Last year, the Israelis unilaterally pulled out of the Gaza Strip, uprooting long-established settlements and their residents. Rather than seizing the opportunity to show the world they were capable of responsible self-government, the Palestinians permitted Gaza to become a daily launching pad for rockets aimed at Israeli communities. Then Hezbollah joined in with its missile barrages from Lebanon aimed at indiscriminately killing Israeli civilians, plunging Lebanon into a war that saw much more destruction and death visited on it than Israel.

In pulling out of Lebanon in 2000 and from Gaza last year, the Israelis were trying to make moves toward peace, but both instances were trumpeted by their enemies as defeats, as evidence that the Israelis could be made to run -- encouraging terrorist fantasies that they could run the Jews out of Israel.

The way we leave Iraq will matter.
Posted by:anonymous5089

#2  Ok, my 0,02.

(1) Self-evident.

(2) Hard to tell.
They've never been really defeated, in that sense they never had to pay the piper... for example, lost territories are not really lost, like they are for every other wars... since their claims on them are backed by their foreign sponsors (Moderate Muslims, Eurabia, UN paid and bought by petrodollars).
On the other hand, whack them hard enough, like the conventional wars fought by Israel, and they back off... but they keep on fighting an undeclared subversive war (USSR-created "liberation struggle" by proxy), also because of said oustide backings (and btw, now the balance of power seems to move (Israel perceived defeat in lebanon, US perceived defeat tov come in iraq, coming iranian nukes, conventonal war becomes an option again).

If the World(Tm) suddenly came to its sense, and made explicit the arabs have a price to PAY for this insanity, they'd cease the conventional war (they'd loose) and the 1000-cuts war (they'd have a diplomatical/economical price to pay)... only to seethe, and keep the hope of regaining those lost islamic lands à la al-andalous from generations to generations, waiting for the opportunity, I agree.

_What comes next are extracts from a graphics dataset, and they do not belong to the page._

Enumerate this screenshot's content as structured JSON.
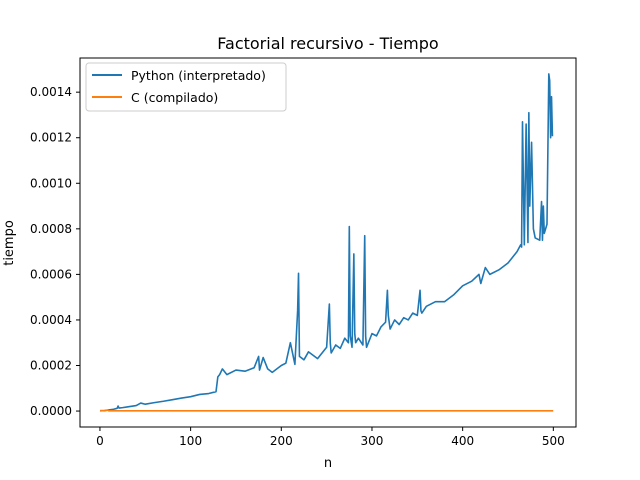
{
  "chart_data": {
    "type": "line",
    "title": "Factorial recursivo - Tiempo",
    "xlabel": "n",
    "ylabel": "tiempo",
    "xlim": [
      -22,
      525
    ],
    "ylim": [
      -7e-05,
      0.00155
    ],
    "xticks": [
      0,
      100,
      200,
      300,
      400,
      500
    ],
    "xtick_labels": [
      "0",
      "100",
      "200",
      "300",
      "400",
      "500"
    ],
    "yticks": [
      0,
      0.0002,
      0.0004,
      0.0006,
      0.0008,
      0.001,
      0.0012,
      0.0014
    ],
    "ytick_labels": [
      "0.0000",
      "0.0002",
      "0.0004",
      "0.0006",
      "0.0008",
      "0.0010",
      "0.0012",
      "0.0014"
    ],
    "grid": false,
    "legend": "top-left",
    "series": [
      {
        "name": "Python (interpretado)",
        "color": "#1f77b4",
        "x": [
          1,
          5,
          10,
          15,
          19,
          20,
          21,
          25,
          30,
          40,
          45,
          50,
          60,
          70,
          80,
          90,
          100,
          110,
          120,
          128,
          130,
          132,
          135,
          140,
          150,
          160,
          170,
          175,
          176,
          180,
          185,
          190,
          200,
          205,
          210,
          215,
          218,
          219,
          220,
          225,
          230,
          240,
          250,
          253,
          254,
          255,
          260,
          265,
          270,
          274,
          275,
          276,
          278,
          280,
          281,
          282,
          285,
          290,
          292,
          293,
          294,
          300,
          305,
          310,
          315,
          317,
          318,
          320,
          325,
          330,
          335,
          340,
          345,
          350,
          353,
          354,
          355,
          360,
          370,
          380,
          390,
          400,
          410,
          418,
          420,
          425,
          430,
          440,
          450,
          460,
          464,
          465,
          466,
          468,
          470,
          472,
          473,
          474,
          476,
          478,
          480,
          485,
          487,
          488,
          489,
          490,
          493,
          495,
          496,
          497,
          498,
          499
        ],
        "values": [
          1e-06,
          2e-06,
          5e-06,
          8e-06,
          1.2e-05,
          2.2e-05,
          1.3e-05,
          1.5e-05,
          1.8e-05,
          2.4e-05,
          3.5e-05,
          3e-05,
          3.7e-05,
          4.3e-05,
          5e-05,
          5.7e-05,
          6.3e-05,
          7.3e-05,
          7.7e-05,
          8.5e-05,
          0.00015,
          0.00016,
          0.000185,
          0.00016,
          0.00018,
          0.000175,
          0.00019,
          0.00024,
          0.00018,
          0.000235,
          0.000185,
          0.00017,
          0.0002,
          0.00021,
          0.0003,
          0.000205,
          0.00044,
          0.000605,
          0.00024,
          0.000225,
          0.00026,
          0.00023,
          0.00028,
          0.00047,
          0.0003,
          0.000255,
          0.00029,
          0.000275,
          0.00032,
          0.0003,
          0.00081,
          0.00033,
          0.00028,
          0.00069,
          0.00034,
          0.0003,
          0.00032,
          0.00029,
          0.00077,
          0.00033,
          0.00028,
          0.00034,
          0.00033,
          0.00037,
          0.00039,
          0.00053,
          0.00042,
          0.00036,
          0.0004,
          0.00038,
          0.00041,
          0.0004,
          0.00043,
          0.00042,
          0.00053,
          0.00044,
          0.00043,
          0.00046,
          0.00048,
          0.00048,
          0.00051,
          0.00055,
          0.00057,
          0.0006,
          0.00056,
          0.00063,
          0.0006,
          0.00062,
          0.00065,
          0.0007,
          0.00073,
          0.00072,
          0.00127,
          0.00073,
          0.00126,
          0.00074,
          0.00131,
          0.0009,
          0.00118,
          0.0008,
          0.00076,
          0.00075,
          0.00092,
          0.00075,
          0.0009,
          0.00078,
          0.00082,
          0.00148,
          0.00145,
          0.0012,
          0.00138,
          0.00121
        ]
      },
      {
        "name": "C (compilado)",
        "color": "#ff7f0e",
        "x": [
          1,
          5,
          8,
          10,
          50,
          100,
          200,
          300,
          400,
          450,
          499
        ],
        "values": [
          2e-06,
          1e-06,
          4e-06,
          1e-06,
          1e-06,
          1e-06,
          1e-06,
          1e-06,
          1e-06,
          1e-06,
          1e-06
        ]
      }
    ]
  }
}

(3) Don't be paranoid; if there wasn't the arab factor and its enablers (tranzis, leftists, the occasional rightwingers), no one would care about Israel, at least not the man on the street. It is only because Israel is seen as part of the Great Games by the Elites than the global media mold the public opinions. No sane european wants Israel to be erased and jews to be slaughtered, stop focusing on the LLL and the Euro Enlightened Elites.
Posted by: anonymous5089   2006-11-18 08:57  

#1  There are 3 conclusions.
(1) You cannot make peace by making concessions to Muzzies --- since they want it all, it just encourages them to demand more concessions.
(2) You cannot make peace with Muzzies by defeating them militarily---they're used to that.
(3) Barring a few, statistically insignificant exceptions, the World is just not ready to accept the existence of a Jewish state.